Canberra appears to be heading toward new levels of fiscal incontinence.
Only last week, economists warned that the RBA benching itself from the political cycle by handing down a one-off rate cut before an election was called would simply encourage both sides of politics to empty their wallets.
The last remaining guardrail had been removed.
These fears have now been confirmed, before the campaign has even begun.
As one economist quipped: “The level of spending from Canberra is disgusting.”
The battle over Medicare is a triumph of politics over policy.
This was inevitable. But neither side may end up the winner.
Anthony Albanese has been wrong-footed in believing that Labor could turn the election into a referendum on bulk billing.
Doubtless he will still try.
But it would have been naive to think the Liberal leader and his campaign director Andrew Hirst weren’t alive to this coming.
While the opposition razor gang is being required to make some hard decision on spending, health had been quarantined very early on by Dutton.
It is the policy area he is most sensitive about.
But Albanese may not have been expecting the Coalition to match it on the $8.5bn spend. He certainly wouldn’t have anticipated being out-bid.
Cheaper doctors’ fees may be a morally superior pursuit in a cost of living crunch, and it would have been hard to argue against.
But even the Australian Medical Association cast doubt on how effective it will be. While rural and regional communities could expect to benefit, it said it would make no difference in the metropolitan suburbs where out-of-pocket expenses are highest.
Nevertheless, the politics demanded Dutton neutralise the issue quickly.
Not all his colleagues were impressed with the decision on Sunday to match Labor’s announcement.
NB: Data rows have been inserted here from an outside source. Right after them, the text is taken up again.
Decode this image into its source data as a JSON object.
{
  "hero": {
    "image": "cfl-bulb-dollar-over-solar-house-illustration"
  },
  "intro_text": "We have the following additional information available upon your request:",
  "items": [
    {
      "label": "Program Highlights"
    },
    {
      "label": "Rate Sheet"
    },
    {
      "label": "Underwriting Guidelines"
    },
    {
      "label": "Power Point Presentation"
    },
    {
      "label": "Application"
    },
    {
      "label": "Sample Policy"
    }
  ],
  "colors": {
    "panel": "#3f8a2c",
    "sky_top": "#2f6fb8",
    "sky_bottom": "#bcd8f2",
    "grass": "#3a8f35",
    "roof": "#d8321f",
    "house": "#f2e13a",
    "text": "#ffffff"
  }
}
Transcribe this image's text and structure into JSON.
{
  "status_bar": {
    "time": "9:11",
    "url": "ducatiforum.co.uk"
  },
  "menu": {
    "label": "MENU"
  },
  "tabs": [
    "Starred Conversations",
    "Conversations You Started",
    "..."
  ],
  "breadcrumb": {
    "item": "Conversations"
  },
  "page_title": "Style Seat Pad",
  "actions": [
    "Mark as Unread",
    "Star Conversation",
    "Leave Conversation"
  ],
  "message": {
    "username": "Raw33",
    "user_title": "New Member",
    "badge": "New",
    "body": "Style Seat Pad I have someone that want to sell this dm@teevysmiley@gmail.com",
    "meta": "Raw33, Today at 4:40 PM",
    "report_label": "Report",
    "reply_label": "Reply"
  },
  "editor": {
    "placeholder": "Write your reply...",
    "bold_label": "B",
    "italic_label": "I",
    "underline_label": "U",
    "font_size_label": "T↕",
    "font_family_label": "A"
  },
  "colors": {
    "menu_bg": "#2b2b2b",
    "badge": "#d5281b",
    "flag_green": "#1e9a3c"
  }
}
The Liberal leader’s dilemma is now finding wriggle room in the budget for personal income tax reform.
As some of his colleagues admit privately, there would be little point to a Coalition government if it can’t deliver on what is not only an article of faith for the Liberal Party but an expectation of its constituents.
A failure to deliver on personal income tax cut reform would be a betrayal of the Liberal Party base.
Dutton has just made that job a lot harder – unless he is banking on Albanese rolling out billions more in union sweeteners that the Coalition can oppose.
At is stands, the $100bn in savings that Dutton and Angus Taylor claim to have identified don’t get them to where they need to be.
This much should be obvious. Around $80bn of that is tied to big-ticket off-budget funds including Labor’s $10bn housing fund, its $22bn Future Made in Australia fund, the $15bn reconstruction fund and the $20bn rewiring the nation fund.
Dutton’s claim that he will save $9bn a year from freezing the public service is already included in the $100bn.
The details on this are vague at best.
Is he proposing to reach this target through attrition or by sacking backroom bureaucrats?
While Labor is refusing to detail how it will pay for the additional structural pressure on a budget that will remain in the red beyond the end of the decade, most voters expect the Coalition to do better.
If Dutton wants to campaign on fiscal discipline, at some point he is going to have to come clean on the Labor-lite magic pudding he is at risk of replicating.